Erika Goulden - who has lived in the UK since the 1960s - had to apply for settled status
She later published poetry which won prizes. She wrote a book, Susato, about Nazi Germany and she has spent all her adult life in Liverpool trying to build bridges between the country of her birth and the country she chose to live, work and bring up her family in.
She has been called a ‘Nazi’, a ‘Kraut’, and a ‘Jew slayer’ by strangers in the street. Not once has she retaliated because she understood, better than most, that ignorance is often born of lies.
Erika is a proud adopted Scouser.
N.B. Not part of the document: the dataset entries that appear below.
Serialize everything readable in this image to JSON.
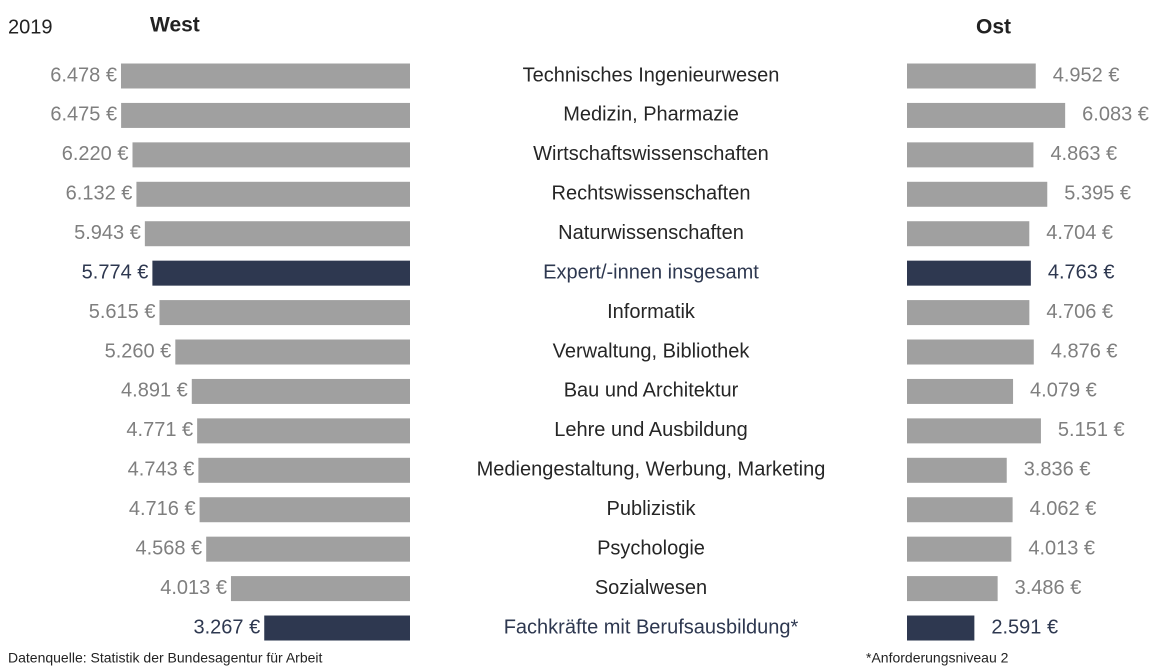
{
  "chart_data": {
    "type": "butterfly",
    "year": "2019",
    "source": "Datenquelle: Statistik der Bundesagentur für Arbeit",
    "note": "*Anforderungsniveau 2",
    "categories": [
      "Technisches Ingenieurwesen",
      "Medizin, Pharmazie",
      "Wirtschaftswissenschaften",
      "Rechtswissenschaften",
      "Naturwissenschaften",
      "Expert/-innen insgesamt",
      "Informatik",
      "Verwaltung, Bibliothek",
      "Bau und Architektur",
      "Lehre und Ausbildung",
      "Mediengestaltung, Werbung, Marketing",
      "Publizistik",
      "Psychologie",
      "Sozialwesen",
      "Fachkräfte mit Berufsausbildung*"
    ],
    "series": [
      {
        "name": "West",
        "xlim": [
          0,
          6500
        ],
        "values": [
          6478,
          6475,
          6220,
          6132,
          5943,
          5774,
          5615,
          5260,
          4891,
          4771,
          4743,
          4716,
          4568,
          4013,
          3267
        ],
        "value_labels": [
          "6.478 €",
          "6.475 €",
          "6.220 €",
          "6.132 €",
          "5.943 €",
          "5.774 €",
          "5.615 €",
          "5.260 €",
          "4.891 €",
          "4.771 €",
          "4.743 €",
          "4.716 €",
          "4.568 €",
          "4.013 €",
          "3.267 €"
        ],
        "colors": [
          "#a0a0a0",
          "#a0a0a0",
          "#a0a0a0",
          "#a0a0a0",
          "#a0a0a0",
          "#2e3850",
          "#a0a0a0",
          "#a0a0a0",
          "#a0a0a0",
          "#a0a0a0",
          "#a0a0a0",
          "#a0a0a0",
          "#a0a0a0",
          "#a0a0a0",
          "#2e3850"
        ]
      },
      {
        "name": "Ost",
        "xlim": [
          0,
          6500
        ],
        "values": [
          4952,
          6083,
          4863,
          5395,
          4704,
          4763,
          4706,
          4876,
          4079,
          5151,
          3836,
          4062,
          4013,
          3486,
          2591
        ],
        "value_labels": [
          "4.952 €",
          "6.083 €",
          "4.863 €",
          "5.395 €",
          "4.704 €",
          "4.763 €",
          "4.706 €",
          "4.876 €",
          "4.079 €",
          "5.151 €",
          "3.836 €",
          "4.062 €",
          "4.013 €",
          "3.486 €",
          "2.591 €"
        ],
        "colors": [
          "#a0a0a0",
          "#a0a0a0",
          "#a0a0a0",
          "#a0a0a0",
          "#a0a0a0",
          "#2e3850",
          "#a0a0a0",
          "#a0a0a0",
          "#a0a0a0",
          "#a0a0a0",
          "#a0a0a0",
          "#a0a0a0",
          "#a0a0a0",
          "#a0a0a0",
          "#2e3850"
        ]
      }
    ]
  }
}
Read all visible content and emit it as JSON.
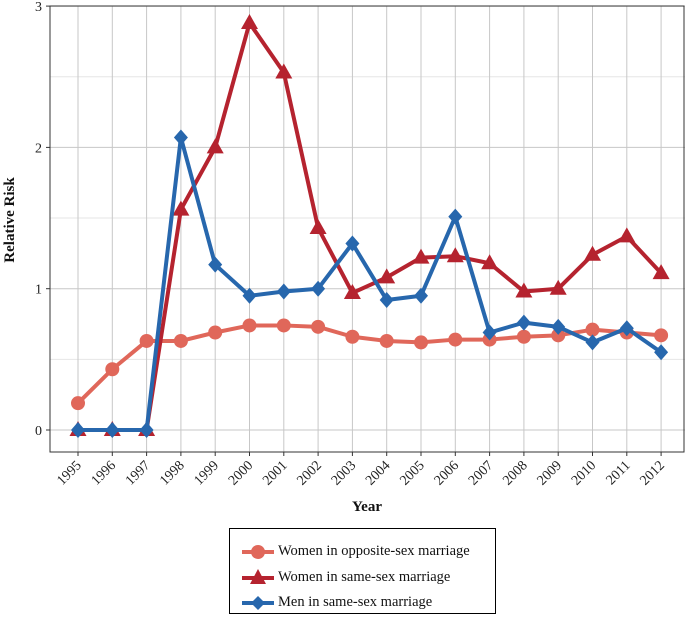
{
  "chart_data": {
    "type": "line",
    "title": "",
    "xlabel": "Year",
    "ylabel": "Relative Risk",
    "x": [
      "1995",
      "1996",
      "1997",
      "1998",
      "1999",
      "2000",
      "2001",
      "2002",
      "2003",
      "2004",
      "2005",
      "2006",
      "2007",
      "2008",
      "2009",
      "2010",
      "2011",
      "2012"
    ],
    "ylim": [
      0,
      3
    ],
    "yticks": [
      "0",
      "1",
      "2",
      "3"
    ],
    "grid": true,
    "legend_position": "bottom",
    "series": [
      {
        "name": "Women in opposite-sex marriage",
        "color": "#e0675a",
        "marker": "circle",
        "values": [
          0.19,
          0.43,
          0.63,
          0.63,
          0.69,
          0.74,
          0.74,
          0.73,
          0.66,
          0.63,
          0.62,
          0.64,
          0.64,
          0.66,
          0.67,
          0.71,
          0.69,
          0.67
        ]
      },
      {
        "name": "Women in same-sex marriage",
        "color": "#b5232f",
        "marker": "triangle",
        "values": [
          0,
          0,
          0,
          1.56,
          2.0,
          2.88,
          2.53,
          1.43,
          0.97,
          1.08,
          1.22,
          1.23,
          1.18,
          0.98,
          1.0,
          1.24,
          1.37,
          1.11
        ]
      },
      {
        "name": "Men in same-sex marriage",
        "color": "#2767ad",
        "marker": "diamond",
        "values": [
          0,
          0,
          0,
          2.07,
          1.17,
          0.95,
          0.98,
          1.0,
          1.32,
          0.92,
          0.95,
          1.51,
          0.69,
          0.76,
          0.73,
          0.62,
          0.72,
          0.55
        ]
      }
    ]
  }
}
She adores the Queen and treasures a letter she received from her thanking her for a copy of Susato which she gave to her at a meeting of the Society of Women Writers and Journalists, of which Erika is a longstanding member.
Her son, Michael, trained to be a doctor. He became an anaesthetist. He has worked on the frontline throughout the pandemic. And he is tired.
This week, he had to fill in a form so his mother could stay in the UK without being classed as an illegal immigrant. She has lived here for 58 years.
Her German passport, the thousands of pounds paid in income tax, her NI contributions, her years of public service, her love of the Queen and country, her marriage, her children, none of it gave her an automatic right to stay in Britain, like Johnson had claimed.
Like many Germans born in the 1930s, growing up in a country run by the Nazis, Erika has an inbuilt fear of what it’s like to have to prove who you are to the authorities.
As a woman now in her 80s and with her mind confused by senility, she is being forced to relive that terror and her son had to walk her through the application form. And as he took photographs, as requested by the ‘settled status’ form, of her face, moving from the front and then from side to side, she become upset. It jogged hateful memories. Michael, a doctor battle-scarred by working through the pain of this pandemic, was in tears.
Erika is not a number. She has lived a long and happy life in the UK, where she has contributed and enriched its cultural fabric.
Johnson’s lie has reduced her life to a form to be filled in and to a deadline. It’s setting her apart, questioning her right to stay, and in the context of a hostile policy environment, it is also leaving enmity, fear and exhaustion in its wake. It has also all the potential to become a second Windrush-type scandal.
Hancock’s grubby personal life is immaterial, but in its detail, it evinces character traits that are indicative of a government that cares so little for decency, veracity, honesty and respect that it is prepared to let people like Erika think they are not welcome.